Very long instruction word (VLIW) refers to processor architectures designed to exploit instruction level parallelism (ILP). Whereas conventional central processing units (CPU, processor) mostly allow programs to specify instructions to execute in sequence only, a VLIW processor allows programs to explicitly specify instructions to execute at the same time, concurrently, in parallel. This design is intended to allow higher performance without the complexity inherent in some other designs.
The traditional means to improve performance in processor architectures include dividing instructions into substeps so the instructions can be executed partly at the same time (termed pipelining), dispatching individual instructions to be executed independently, in different parts of the processor (superscalar architectures), and even executing instructions in an order different from the program (out-of-order execution). These methods all complicate hardware (larger circuits, higher cost and energy use) because the processor must make all of the decisions internally for these methods to work. In contrast, the VLIW method depends on the programs providing all the decisions regarding which instructions to execute simultaneously and how to resolve conflicts. As a practical matter, this means that the compiler (software used to create the final programs) becomes far more complex, but the hardware is simpler than in many other means of parallelism.
The acronym VLIW can also refer to variable-length instruction word, a criterion in instruction set design to allow a more flexible layout of the instruction set and higher code density (depending on the instructions to be used). For example, this method makes it possible to load an immediate value of the size of a machine word into a processor register, which is not feasible if each instruction is limited to the size of a machine word. This flexibility raises instruction decoding needs.

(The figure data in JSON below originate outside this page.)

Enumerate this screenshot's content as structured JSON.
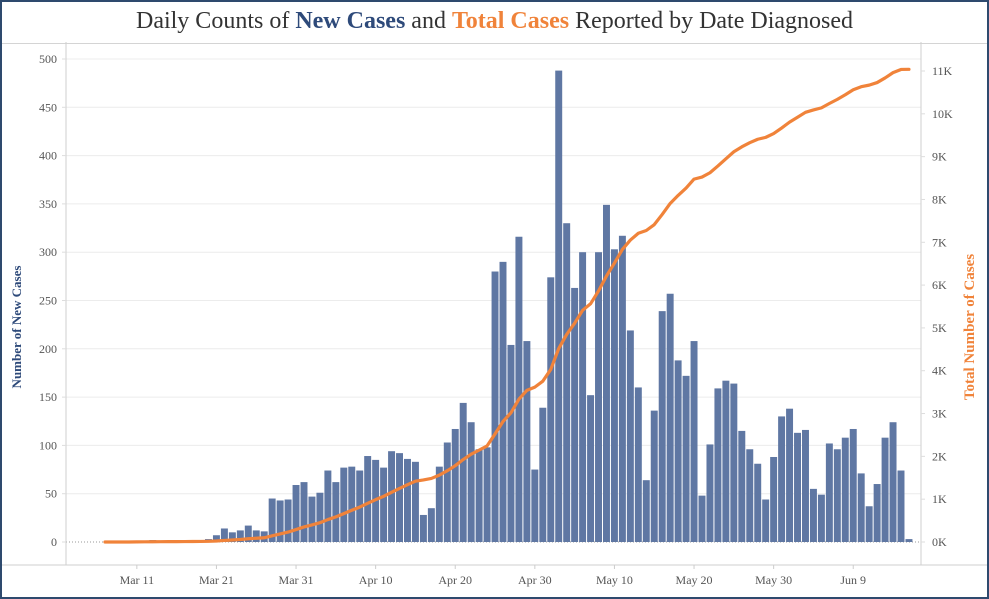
{
  "title": {
    "prefix": "Daily Counts of ",
    "series1": "New Cases",
    "middle": " and ",
    "series2": "Total Cases",
    "suffix": " Reported by Date Diagnosed"
  },
  "colors": {
    "bars": "#5f77a3",
    "line": "#f0833a",
    "left_axis_title": "#2e4a7a",
    "right_axis_title": "#f0833a",
    "frame": "#2e4a6e"
  },
  "chart_data": {
    "type": "bar",
    "title": "Daily Counts of New Cases and Total Cases Reported by Date Diagnosed",
    "xlabel": "",
    "ylabel": "Number of New Cases",
    "y2label": "Total Number of Cases",
    "start_date": "Mar 7",
    "x_tick_labels": [
      "Mar 11",
      "Mar 21",
      "Mar 31",
      "Apr 10",
      "Apr 20",
      "Apr 30",
      "May 10",
      "May 20",
      "May 30",
      "Jun 9"
    ],
    "x_tick_day_offsets": [
      4,
      14,
      24,
      34,
      44,
      54,
      64,
      74,
      84,
      94
    ],
    "y_ticks": [
      0,
      50,
      100,
      150,
      200,
      250,
      300,
      350,
      400,
      450,
      500
    ],
    "y_tick_labels": [
      "0",
      "50",
      "100",
      "150",
      "200",
      "250",
      "300",
      "350",
      "400",
      "450",
      "500"
    ],
    "y2_ticks": [
      0,
      1000,
      2000,
      3000,
      4000,
      5000,
      6000,
      7000,
      8000,
      9000,
      10000,
      11000
    ],
    "y2_tick_labels": [
      "0K",
      "1K",
      "2K",
      "3K",
      "4K",
      "5K",
      "6K",
      "7K",
      "8K",
      "9K",
      "10K",
      "11K"
    ],
    "ylim": [
      -30,
      500
    ],
    "y2lim": [
      -621,
      11000
    ],
    "grid": true,
    "series": [
      {
        "name": "New Cases",
        "type": "bar",
        "values": [
          0,
          0,
          0,
          0,
          1,
          1,
          2,
          1,
          1,
          1,
          0,
          2,
          1,
          3,
          7,
          14,
          10,
          12,
          17,
          12,
          11,
          45,
          43,
          44,
          59,
          62,
          47,
          51,
          74,
          62,
          77,
          78,
          74,
          89,
          85,
          77,
          94,
          92,
          86,
          83,
          28,
          35,
          78,
          103,
          117,
          144,
          124,
          96,
          98,
          280,
          290,
          204,
          316,
          208,
          75,
          139,
          274,
          488,
          330,
          263,
          300,
          152,
          300,
          349,
          303,
          317,
          219,
          160,
          64,
          136,
          239,
          257,
          188,
          172,
          208,
          48,
          101,
          159,
          167,
          164,
          115,
          96,
          81,
          44,
          88,
          130,
          138,
          113,
          116,
          55,
          49,
          102,
          96,
          108,
          117,
          71,
          37,
          60,
          108,
          124,
          74,
          3
        ]
      },
      {
        "name": "Total Cases",
        "type": "line",
        "values": [
          0,
          0,
          0,
          0,
          2,
          4,
          6,
          7,
          8,
          9,
          10,
          12,
          13,
          16,
          23,
          37,
          47,
          59,
          76,
          88,
          99,
          144,
          187,
          231,
          290,
          352,
          399,
          450,
          524,
          586,
          663,
          741,
          815,
          904,
          989,
          1066,
          1160,
          1252,
          1338,
          1421,
          1449,
          1484,
          1562,
          1665,
          1782,
          1926,
          2050,
          2146,
          2244,
          2524,
          2814,
          3018,
          3334,
          3542,
          3617,
          3756,
          4030,
          4518,
          4848,
          5111,
          5411,
          5563,
          5863,
          6212,
          6515,
          6832,
          7051,
          7211,
          7275,
          7411,
          7650,
          7907,
          8095,
          8267,
          8475,
          8523,
          8624,
          8783,
          8950,
          9114,
          9229,
          9325,
          9406,
          9450,
          9538,
          9668,
          9806,
          9919,
          10035,
          10090,
          10139,
          10241,
          10337,
          10445,
          10562,
          10633,
          10670,
          10730,
          10838,
          10962,
          11036,
          11039
        ]
      }
    ]
  }
}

A processor that executes every instruction one after the other (i.e., a non-pipelined scalar architecture) may use processor resources inefficiently, yielding potential poor performance. The performance can be improved by executing different substeps of sequential instructions simultaneously (termed pipelining), or even executing multiple instructions entirely simultaneously as in superscalar architectures. Further improvement can be achieved by executing instructions in an order different from that in which they occur in a program, termed out-of-order execution.